People felt that staff competency and ability to provide care effectively varied. Staff told us they did not feel all the training provided to them was beneficial, and did not all feel supported in their role. Staff did report an improvement since the new manager started.
People’s consent was sought when care was provided, however consents to care were not signed. People were supported to choose and prepare their own meals, but staff did not support people to consider healthy choices. People were supported by a range of health professionals but did at times experience a delay in being referred.
People’s relatives felt the service was caring and felt staff treated people in a dignified manner. However, we found examples where people had not received care in a dignified manner and staff had not promoted people’s own choices at all times. Staff supported people to maintain links with their families and friends. Staff knew how to keep personal information confidential.
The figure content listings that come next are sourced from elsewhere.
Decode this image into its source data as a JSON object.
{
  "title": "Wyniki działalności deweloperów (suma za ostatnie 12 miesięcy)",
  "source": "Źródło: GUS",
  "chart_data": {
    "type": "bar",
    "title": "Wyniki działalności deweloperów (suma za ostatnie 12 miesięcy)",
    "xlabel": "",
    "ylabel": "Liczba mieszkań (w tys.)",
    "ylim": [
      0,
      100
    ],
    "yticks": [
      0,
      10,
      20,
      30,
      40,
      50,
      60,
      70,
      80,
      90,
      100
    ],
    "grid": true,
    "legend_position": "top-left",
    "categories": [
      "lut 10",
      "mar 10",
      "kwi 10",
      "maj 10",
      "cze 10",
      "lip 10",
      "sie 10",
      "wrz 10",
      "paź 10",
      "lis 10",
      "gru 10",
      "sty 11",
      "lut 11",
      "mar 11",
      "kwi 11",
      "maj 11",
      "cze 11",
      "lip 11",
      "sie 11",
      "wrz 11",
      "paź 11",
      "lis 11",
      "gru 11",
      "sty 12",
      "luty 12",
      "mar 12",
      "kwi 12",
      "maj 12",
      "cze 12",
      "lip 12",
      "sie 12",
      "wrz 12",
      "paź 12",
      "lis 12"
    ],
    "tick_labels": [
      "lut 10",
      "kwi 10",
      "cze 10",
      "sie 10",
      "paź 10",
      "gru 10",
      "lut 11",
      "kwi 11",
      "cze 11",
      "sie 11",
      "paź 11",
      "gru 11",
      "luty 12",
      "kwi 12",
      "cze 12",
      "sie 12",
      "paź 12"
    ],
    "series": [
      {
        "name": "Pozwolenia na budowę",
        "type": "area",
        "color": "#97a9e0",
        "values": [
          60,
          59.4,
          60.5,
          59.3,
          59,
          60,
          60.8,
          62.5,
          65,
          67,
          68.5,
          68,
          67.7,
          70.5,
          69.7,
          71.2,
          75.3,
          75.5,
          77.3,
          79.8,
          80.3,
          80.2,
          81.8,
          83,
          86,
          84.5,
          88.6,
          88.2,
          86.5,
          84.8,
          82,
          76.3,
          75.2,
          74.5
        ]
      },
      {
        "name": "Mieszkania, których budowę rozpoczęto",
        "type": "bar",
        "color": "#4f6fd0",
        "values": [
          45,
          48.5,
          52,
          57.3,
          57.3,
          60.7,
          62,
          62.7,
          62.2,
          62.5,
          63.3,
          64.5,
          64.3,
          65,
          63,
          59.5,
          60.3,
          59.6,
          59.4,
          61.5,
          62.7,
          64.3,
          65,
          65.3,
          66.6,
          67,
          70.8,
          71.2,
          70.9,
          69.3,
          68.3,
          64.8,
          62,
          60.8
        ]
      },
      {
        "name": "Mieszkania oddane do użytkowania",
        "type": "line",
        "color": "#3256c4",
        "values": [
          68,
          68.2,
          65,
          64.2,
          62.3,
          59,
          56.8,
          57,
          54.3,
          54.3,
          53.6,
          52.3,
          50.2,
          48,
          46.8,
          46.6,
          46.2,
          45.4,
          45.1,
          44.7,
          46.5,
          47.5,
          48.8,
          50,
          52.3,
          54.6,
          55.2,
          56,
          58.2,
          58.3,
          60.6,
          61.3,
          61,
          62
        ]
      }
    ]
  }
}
People's care needs were assessed and care plans developed. However, some care plans were missing, some were significantly out of date, or did not contain all the required information to guide staff in supporting people in a safe manner. Staff knew people's needs well and were good at supporting them to access a range of community facilities of their choice. This helped people to remain part of their local community. People’s relatives gave a mixed response regarding raising their concerns. Some felt comfortable in doing so, however others felt they did not receive an outcome when they did.
Staff and relatives did not think the service was well led. The current provider and new manager were open and honest throughout this inspection, responding quickly when issues were identified to mitigate the risks. There was not an effective system of governance in place to monitor the quality of care people received and identify where improvements were required.
The service was incorrectly registered with the Care Quality Commission, and did not submit notifications of changes to the management team, or significant incidents as required.